The RTC is not just intolerant of opposing thought outside the party, it appears to be intolerant of opposing thought INSIDE the party - which is a far more insidious behavior. Who is free to tell the right wing when it has become too violent ("Tea Party Protests: 'Ni**er,' 'Fa**ot' Shouted At Members Of Congress"), too angry (The NAACP can Kiss My Butt"), too aggressive ("No Equivalence: More Threats Against Democrats"), and/or too divisive ("Republicans signal a hard-line stance after election success")? No one. They are unfettered in their ability to create a divided America, to refuse to cooperate when they disagree with others.
Current right wing ideology appears to be rooted more in Maoist philosophy than it does in Democratic thought - especially when teapublican leaders espouse disbanding a major religion because that religion is 'too liberal'. Let's not forget Beck's admonishment of socialist "do-gooder" churches and O'Reilly's concerns that churches can give too much to people in need. Not even religious philosophical thought is protected from RCT non-philosophical thought.
There isn't enough time to deal with the teapublican desire to disband the U.S. Department of Education, or to remove all social programs other than defense -- and as is their new reality, keeping the government's hands off of Social Security.
Where will the party that was once the republican party now go? While some prominent republicans hope to restore their party to its former stature, it appears to be a daunting task. They are outsiders in a party they want to save, the inmates are running the asylum, and behavior/actions some decry as offensive, threatening, and dangerous when directed at them or against causes they support, are merely small social events without meaning when directed at others.
Today, of all days, is a day when we need to consider our shared humanity, our shared cultural identity, and acknowledge our shared political and humanitarian objectives.
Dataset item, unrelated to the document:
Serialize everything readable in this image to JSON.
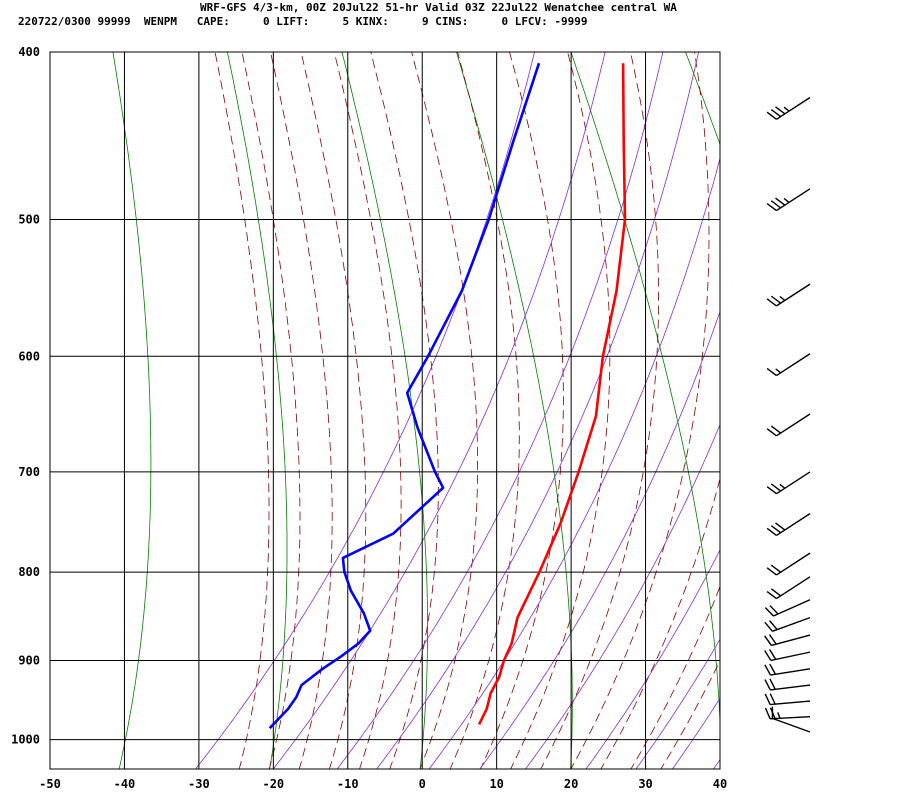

I would like to believe that despite the change in our political landscape that we will get back to who we were before the manufacturing of political outrage and the manufacturing of a "new political party" took place. We've always had our differences, but together, we still moved forward. I choose to believe that it's still possible, but in order to do that, we have to call out those who would drag us backward and back into a new 'dark ages' for the sake of political gain. It also requires those who are involved in any political movement to better understand the movements they've joined and to ask themselves whether that movement is healthy. It is important to ask if that movement does little more than to espouse ideas that feed the rage, but does little to provide solutions and uphold the values the party claims to support.
-----
FTR, I did not coin the term "teapublicans". The first time I came across the word was in the comments section of the Huffingtonpost. It fits the newly evolved party that was once the republican party.